For a review of Bitcoin liveliness, read this article by the creator Tamas Blummer.
Long Term Holder SOPR
When observing the spent output profit ratio (SOPR), you can quantify the average profit/loss of UTXOs being moved on the blockchain.
When looking at long-term SOPR (bitcoin that has not moved in 155 days or more), over the last week of June the average acquisition price of bitcoin being spent is $14,500 at an average profit of 130%.
Despite all of the volatility and the substantial correction in the market, long-term bitcoin holders are still deep in the money.
Macroeconomic Backdrop
Liquidity, liquidity, liquidity. You’ve heard it before, but this is the reality in financial markets right now. The rising tide of ever-more liquidity lifts all boats. Notably, rising inflationary factors across the global economic system have pushed real yields to record lows. Relatedly, the S&P 500 and the Nasdaq continued to break record highs each and every trading day to close the month, reflecting the phenomenon that markets are merely a reflection of additional liquidity injections.
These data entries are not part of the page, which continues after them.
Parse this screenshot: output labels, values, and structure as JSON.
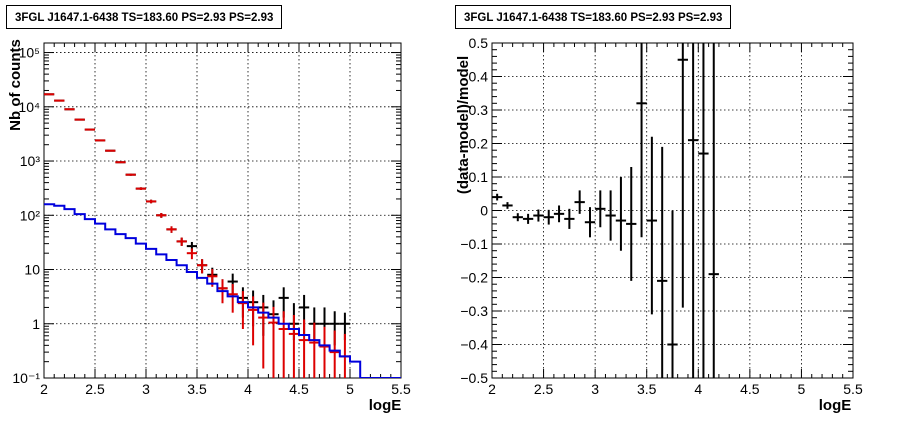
{
  "chart_data": [
    {
      "type": "scatter",
      "title": "3FGL J1647.1-6438 TS=183.60 PS=2.93 PS=2.93",
      "xlabel": "logE",
      "ylabel": "Nb of counts",
      "xlim": [
        2,
        5.5
      ],
      "ylim": [
        0.1,
        150000
      ],
      "yscale": "log",
      "grid": true,
      "x_ticks": [
        2,
        2.5,
        3,
        3.5,
        4,
        4.5,
        5,
        5.5
      ],
      "x_tick_labels": [
        "2",
        "2.5",
        "3",
        "3.5",
        "4",
        "4.5",
        "5",
        "5.5"
      ],
      "y_ticks": [
        0.1,
        1,
        10,
        100,
        1000,
        10000,
        100000
      ],
      "y_tick_labels": [
        "10⁻¹",
        "1",
        "10",
        "10²",
        "10³",
        "10⁴",
        "10⁵"
      ],
      "series": [
        {
          "color": "#000000",
          "style": "errorbar",
          "x": [
            2.05,
            2.15,
            2.25,
            2.35,
            2.45,
            2.55,
            2.65,
            2.75,
            2.85,
            2.95,
            3.05,
            3.15,
            3.25,
            3.35,
            3.45,
            3.55,
            3.65,
            3.75,
            3.85,
            3.95,
            4.05,
            4.15,
            4.25,
            4.35,
            4.45,
            4.55,
            4.65,
            4.75,
            4.85,
            4.95
          ],
          "y": [
            17000,
            13000,
            9000,
            5800,
            3800,
            2400,
            1550,
            950,
            560,
            310,
            180,
            100,
            55,
            33,
            27,
            12,
            8,
            4.5,
            6,
            3,
            2.5,
            2,
            1.5,
            3,
            1,
            2,
            1,
            1,
            1,
            1
          ],
          "yerr_low": [
            130,
            115,
            95,
            75,
            62,
            49,
            39,
            31,
            24,
            17.6,
            13.4,
            10,
            7.4,
            5.7,
            5.2,
            3.5,
            2.8,
            2.1,
            2.4,
            1.7,
            1.6,
            1.4,
            1.2,
            1.7,
            0.5,
            1.4,
            0.5,
            0.6,
            0.6,
            0.5
          ],
          "yerr_high": [
            130,
            115,
            95,
            75,
            62,
            49,
            39,
            31,
            24,
            17.6,
            13.4,
            10,
            7.4,
            5.7,
            5.2,
            3.5,
            2.8,
            2.1,
            2.4,
            1.7,
            1.6,
            1.4,
            1.2,
            1.7,
            1.4,
            1.4,
            1,
            1,
            0.7,
            0.6
          ]
        },
        {
          "color": "#dd0000",
          "style": "errorbar",
          "x": [
            2.05,
            2.15,
            2.25,
            2.35,
            2.45,
            2.55,
            2.65,
            2.75,
            2.85,
            2.95,
            3.05,
            3.15,
            3.25,
            3.35,
            3.45,
            3.55,
            3.65,
            3.75,
            3.85,
            3.95,
            4.05,
            4.15,
            4.25,
            4.35,
            4.45,
            4.55,
            4.65,
            4.75,
            4.85,
            4.95
          ],
          "y": [
            17000,
            13000,
            9000,
            5800,
            3800,
            2400,
            1550,
            950,
            560,
            310,
            180,
            100,
            55,
            33,
            20,
            12,
            7.5,
            4.5,
            3.5,
            2.4,
            1.8,
            1.3,
            1.05,
            0.8,
            0.65,
            0.5,
            0.45,
            0.38,
            0.3,
            0.25
          ],
          "yerr_low": [
            130,
            115,
            95,
            75,
            62,
            49,
            39,
            31,
            24,
            17.6,
            13.4,
            10,
            7.4,
            5.7,
            4.5,
            3.5,
            2.7,
            2.1,
            1.9,
            1.6,
            1.4,
            1.15,
            1.0,
            0.79,
            0.64,
            0.49,
            0.44,
            0.37,
            0.29,
            0.24
          ],
          "yerr_high": [
            130,
            115,
            95,
            75,
            62,
            49,
            39,
            31,
            24,
            17.6,
            13.4,
            10,
            7.4,
            5.7,
            4.5,
            3.5,
            2.7,
            2.1,
            1.9,
            1.6,
            1.4,
            1.15,
            1.0,
            0.9,
            0.8,
            0.7,
            0.6,
            0.5,
            0.45,
            0.4
          ]
        },
        {
          "color": "#0000dd",
          "style": "step",
          "x": [
            2.0,
            2.1,
            2.2,
            2.3,
            2.4,
            2.5,
            2.6,
            2.7,
            2.8,
            2.9,
            3.0,
            3.1,
            3.2,
            3.3,
            3.4,
            3.5,
            3.6,
            3.7,
            3.8,
            3.9,
            4.0,
            4.1,
            4.2,
            4.3,
            4.4,
            4.5,
            4.6,
            4.7,
            4.8,
            4.9,
            5.0,
            5.1,
            5.2,
            5.3,
            5.4
          ],
          "y": [
            160,
            150,
            130,
            105,
            85,
            70,
            55,
            45,
            38,
            30,
            24,
            19,
            15,
            12,
            9,
            7,
            5.5,
            4,
            3.2,
            2.5,
            2,
            1.6,
            1.3,
            1.0,
            0.8,
            0.62,
            0.5,
            0.4,
            0.32,
            0.25,
            0.2,
            0.1,
            0.1,
            0.1,
            0.1
          ]
        }
      ]
    },
    {
      "type": "scatter",
      "title": "3FGL J1647.1-6438 TS=183.60 PS=2.93 PS=2.93",
      "xlabel": "logE",
      "ylabel": "(data-model)/model",
      "xlim": [
        2,
        5.5
      ],
      "ylim": [
        -0.5,
        0.5
      ],
      "grid": true,
      "x_ticks": [
        2,
        2.5,
        3,
        3.5,
        4,
        4.5,
        5,
        5.5
      ],
      "x_tick_labels": [
        "2",
        "2.5",
        "3",
        "3.5",
        "4",
        "4.5",
        "5",
        "5.5"
      ],
      "y_ticks": [
        -0.5,
        -0.4,
        -0.3,
        -0.2,
        -0.1,
        0,
        0.1,
        0.2,
        0.3,
        0.4,
        0.5
      ],
      "y_tick_labels": [
        "−0.5",
        "−0.4",
        "−0.3",
        "−0.2",
        "−0.1",
        "0",
        "0.1",
        "0.2",
        "0.3",
        "0.4",
        "0.5"
      ],
      "series": [
        {
          "color": "#000000",
          "style": "errorbar",
          "x": [
            2.05,
            2.15,
            2.25,
            2.35,
            2.45,
            2.55,
            2.65,
            2.75,
            2.85,
            2.95,
            3.05,
            3.15,
            3.25,
            3.35,
            3.45,
            3.55,
            3.65,
            3.75,
            3.85,
            3.95,
            4.05,
            4.15
          ],
          "y": [
            0.04,
            0.015,
            -0.02,
            -0.025,
            -0.015,
            -0.02,
            -0.01,
            -0.025,
            0.025,
            -0.035,
            0.005,
            -0.015,
            -0.03,
            -0.04,
            0.32,
            -0.03,
            -0.21,
            -0.4,
            0.45,
            0.21,
            0.17,
            -0.19
          ],
          "yerr_low": [
            0.01,
            0.01,
            0.012,
            0.015,
            0.018,
            0.022,
            0.025,
            0.03,
            0.035,
            0.045,
            0.055,
            0.075,
            0.09,
            0.17,
            0.4,
            0.28,
            0.35,
            0.35,
            0.74,
            0.72,
            0.7,
            0.35
          ],
          "yerr_high": [
            0.01,
            0.01,
            0.012,
            0.015,
            0.018,
            0.022,
            0.025,
            0.03,
            0.035,
            0.045,
            0.055,
            0.075,
            0.13,
            0.17,
            0.4,
            0.25,
            0.4,
            0.4,
            0.6,
            0.55,
            0.5,
            0.69
          ]
        }
      ]
    }
  ]
}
The most recent Consumer Price Index print came in at 5.0% year over year, putting real yields across the bond market near or at record lows.
Negative-yielding debt as a percentage of global debt continues its gradual ascent, as central banks have ramped up quantitative easing programs to keep yields suppressed, as the world remains engorged in debt.
The combined balance sheets continue to climb as a percentage of GDP in G4 nations, recently passing 50%. Central banks now find themselves as the dominant player in the sovereign debt markets, as investors.
This past month, real yields on “high yield bonds” turned negative in an historic move, in another move that will be remembered as a sign post during the final crack up boom of the central bank fueled everything bubble.
Final Word
Over the months ahead, a re-accumulation period should be expected as convicted accumulators clean up the supply held by those 2021 investors continuing to exit positions underwater, or at breakeven price.
The prolonged negative funding on perpetual swap contracts and low-rolling yields in the futures market signal that sentiment is very bearish. This is quite similar to how the market reacted following the crash of March, 2020, where derivatives funding stayed negative for a prolonged period of time during a sustained accumulation period for months on end. In our view, a very similar outcome is probable.
In the event of a crash in the legacy markets, bitcoin would likely see further downside momentum due to the implicit dollar squeeze that brings about a market sell-off. While this scenario is certainly possible, any such scenario would likely be met with increasing amounts of fiscal stimulus and central bank easing, due to the dynamics covered above.
At the end of the day, Bitcoin is far and away the most antifragile network in the world, and is humanity’s best shot for freedom and liberty in the digital age.
The road to usurping the global monopoly over monetary policy was never going to occur without hiccups, or in linear fashion. This should be expected. The market cap was cut in half from $1.2 trillion to $600 billion in two months, nearly half the hash rate was unexpectedly upended and forced to relocate, and yet, the Bitcoin Network continues to function exactly as designed. Tick tock, next block. Bitcoin does not care.
There is a cohort of individuals and entities that are buyers at any price. Read that again if you have, and internalize it, because this is the reality. There is a growing fanatical cult of bitcoin proponents around the world that are buyers at any price.
At. Any. Price
This is a feature, not a bug, and as a result, due to the dynamics of currency competition coupled with the winner take all dynamics of networks in the digital age, bitcoin will emerge victorious, with price serving as the scoreboard.